売上が伸びている会社でも、目に見えない課題を抱えたまま経営を続けていることがあります。
「まだ大丈夫。」
「忙しいから後で考えよう。」
その積み重ねが、ある日突然、会社を大きく揺るがすことがあります。
では、会社が機能しなくなると何が起こるのでしょうか。
ある一人の経営者のお話をご紹介します。
エピソード
順調だった会社で起きた出来事
工事業を営む経営者がいました。
社員は約10名。
親分肌で面倒見が良く、「社員のために」が口癖の社長でした。
元請け企業の営業力もあり、仕事は全国へ広がっていました。業績は順調で、事務所を新設し、社長は高級車に乗るなど、誰が見ても勢いのある会社でした。
しかし、その一方で会社には課題がありました。
・一社への依存が大きい
・社長一人に判断が集中している
・組織としての仕組みが整っていない
会社は利益を上げていましたが、土台は決して強い状態ではありませんでした。
嫌な予感は現実になった
ある日、社長が私に話しました。
「元請けの営業が、お客様に実際以上の効果を伝えて営業している。このままでは、いつかトラブルになる。」
数か月後、その言葉は現実となりました。
元請け企業と販売先との間で裁判となり、その影響で元請けからの支払いは止まりました。
会社の資金繰りは一気に悪化します。そこから会社は坂道を転がるように状況が悪くなっていきました。
社員思いだった社長は、社員と話すことを避けるようになり、
「社員と顔を合わせたくない。」そう口にするようになりました。
経営に余裕がなくなると、人は正常な判断ができなくなります。
数か月後、会社には誰もいなかった
しばらくして会社へ電話をしても誰も出ません。
社員へ連絡すると、「給与も支払われず、社長は夜逃げをしました。」という返事でした。
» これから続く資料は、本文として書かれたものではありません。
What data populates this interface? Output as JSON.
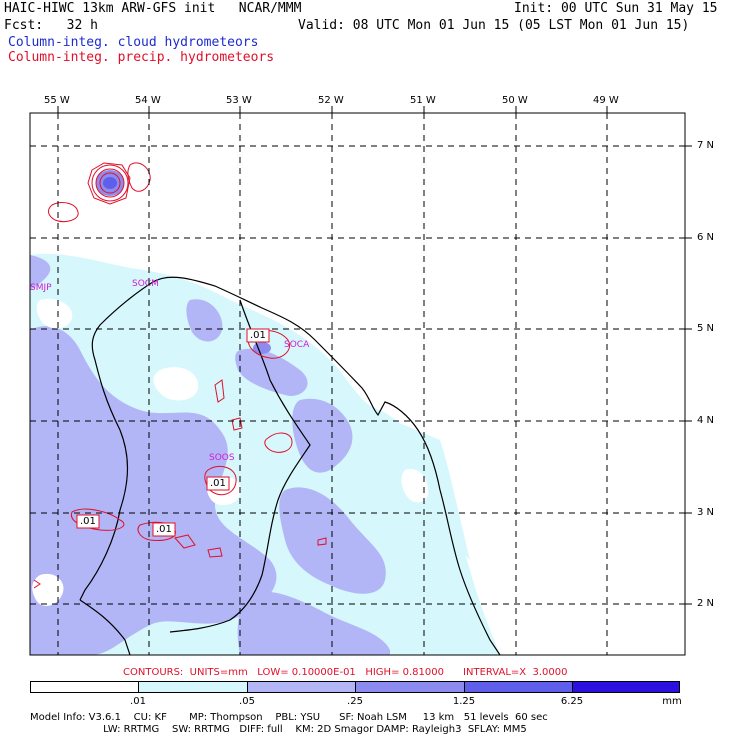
{
  "header": {
    "line1_left": "HAIC-HIWC 13km ARW-GFS init   NCAR/MMM",
    "line1_right": "Init: 00 UTC Sun 31 May 15",
    "line2_left": "Fcst:   32 h",
    "line2_right": "Valid: 08 UTC Mon 01 Jun 15 (05 LST Mon 01 Jun 15)",
    "field1": "Column-integ. cloud hydrometeors",
    "field2": "Column-integ. precip. hydrometeors"
  },
  "axes": {
    "lon_labels": [
      "55 W",
      "54 W",
      "53 W",
      "52 W",
      "51 W",
      "50 W",
      "49 W"
    ],
    "lat_labels": [
      "7 N",
      "6 N",
      "5 N",
      "4 N",
      "3 N",
      "2 N"
    ]
  },
  "stations": [
    "SMJP",
    "SOCM",
    "SOCA",
    "SOOS"
  ],
  "contour_labels": [
    ".01",
    ".01",
    ".01",
    ".01"
  ],
  "contours_line": "CONTOURS:  UNITS=mm   LOW= 0.10000E-01   HIGH= 0.81000      INTERVAL=X  3.0000",
  "legend": {
    "labels": [
      ".01",
      ".05",
      ".25",
      "1.25",
      "6.25",
      "mm"
    ],
    "colors": [
      "#ffffff",
      "#d6f7fc",
      "#b2b6f7",
      "#8c8cf0",
      "#5f5fec",
      "#2b10e0"
    ]
  },
  "footer": {
    "line1": "Model Info: V3.6.1    CU: KF       MP: Thompson    PBL: YSU      SF: Noah LSM     13 km   51 levels  60 sec",
    "line2": "                       LW: RRTMG    SW: RRTMG   DIFF: full    KM: 2D Smagor DAMP: Rayleigh3  SFLAY: MM5"
  },
  "colors": {
    "cloud_light": "#d6f7fc",
    "cloud_medium": "#b2b6f7",
    "cloud_strong": "#8c8cf0",
    "precip_contour": "#e0102a",
    "station_label": "#d21cd2"
  }
}
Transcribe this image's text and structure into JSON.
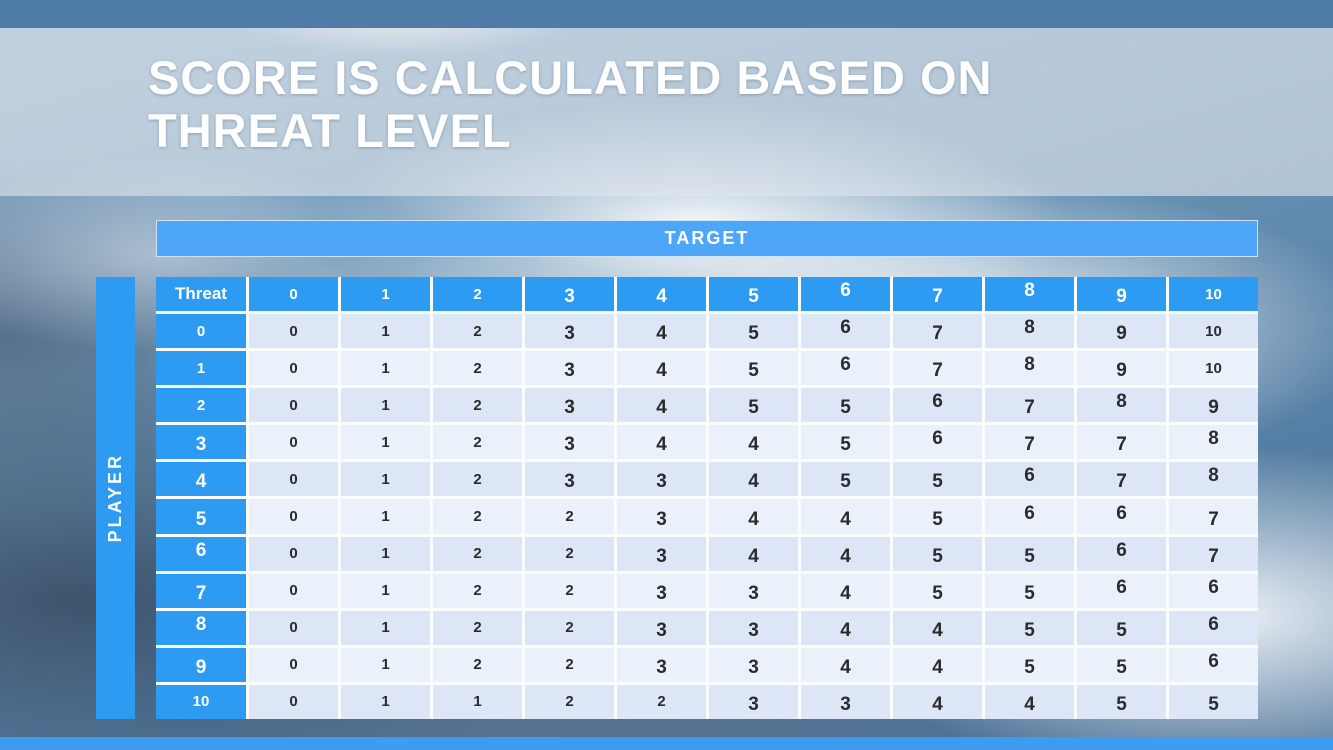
{
  "slide": {
    "title_line1": "SCORE IS CALCULATED BASED ON",
    "title_line2": "THREAT LEVEL"
  },
  "matrix": {
    "target_label": "TARGET",
    "player_label": "PLAYER",
    "corner_label": "Threat",
    "column_headers": [
      "0",
      "1",
      "2",
      "3",
      "4",
      "5",
      "6",
      "7",
      "8",
      "9",
      "10"
    ],
    "rows": [
      {
        "label": "0",
        "values": [
          "0",
          "1",
          "2",
          "3",
          "4",
          "5",
          "6",
          "7",
          "8",
          "9",
          "10"
        ]
      },
      {
        "label": "1",
        "values": [
          "0",
          "1",
          "2",
          "3",
          "4",
          "5",
          "6",
          "7",
          "8",
          "9",
          "10"
        ]
      },
      {
        "label": "2",
        "values": [
          "0",
          "1",
          "2",
          "3",
          "4",
          "5",
          "5",
          "6",
          "7",
          "8",
          "9"
        ]
      },
      {
        "label": "3",
        "values": [
          "0",
          "1",
          "2",
          "3",
          "4",
          "4",
          "5",
          "6",
          "7",
          "7",
          "8"
        ]
      },
      {
        "label": "4",
        "values": [
          "0",
          "1",
          "2",
          "3",
          "3",
          "4",
          "5",
          "5",
          "6",
          "7",
          "8"
        ]
      },
      {
        "label": "5",
        "values": [
          "0",
          "1",
          "2",
          "2",
          "3",
          "4",
          "4",
          "5",
          "6",
          "6",
          "7"
        ]
      },
      {
        "label": "6",
        "values": [
          "0",
          "1",
          "2",
          "2",
          "3",
          "4",
          "4",
          "5",
          "5",
          "6",
          "7"
        ]
      },
      {
        "label": "7",
        "values": [
          "0",
          "1",
          "2",
          "2",
          "3",
          "3",
          "4",
          "5",
          "5",
          "6",
          "6"
        ]
      },
      {
        "label": "8",
        "values": [
          "0",
          "1",
          "2",
          "2",
          "3",
          "3",
          "4",
          "4",
          "5",
          "5",
          "6"
        ]
      },
      {
        "label": "9",
        "values": [
          "0",
          "1",
          "2",
          "2",
          "3",
          "3",
          "4",
          "4",
          "5",
          "5",
          "6"
        ]
      },
      {
        "label": "10",
        "values": [
          "0",
          "1",
          "1",
          "2",
          "2",
          "3",
          "3",
          "4",
          "4",
          "5",
          "5"
        ]
      }
    ]
  },
  "colors": {
    "header_cell_blue": "#2e9bf3",
    "target_bar_blue": "#4da6f7",
    "top_strip_blue": "#4e7ca6",
    "bottom_strip_blue": "#3d9cf0",
    "row_shade_dark": "#dce6f7",
    "row_shade_light": "#ebf1fb",
    "title_text": "#ffffff"
  }
}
会社へ行くと、郵便受けには郵便物が積み重なり、電気・ガス・水道は止まっていました。
会社が傾くとは、単に売上が減ることではありません。社員との信頼を失い、家族にも影響が及び、経営者自身の人生までも大きく変えてしまうのです。
会社の土台とは
この出来事から私が強く感じたことがあります。
会社は、問題が起きてから立て直すものではありません。問題が起きる前に、会社の土台を整えておくことが何より重要だということです。
会社の土台とは、会社が継続して発展するための基盤です。
利益だけではありません。
理念という軸があり、組織が役割を果たし、営業が仕組みとして機能し、必要な情報が共有されている。会社全体が本来の役割を果たせる状態が、会社の土台です。
なぜ機能化が必要なのか
会社は、何か一つを改善すれば強くなるものではありません。
・理念が機能する。
・組織が機能する。
・営業が機能する。
・デジタルが機能する。
それぞれが役割を果たし、会社全体が機能してはじめて、変化に強く、発展し続ける会社になります。
プラドでは、この状態を「機能化」と呼んでいます。
良い会社とは、利益を上げる会社ではありません。
経営者、社員、そして会社に関わるすべての人が安心して未来を描ける会社です。
会社が順調な今だからこそ、土台を整え、会社を機能化する。
それが、未来の会社と経営者を守ることにつながります。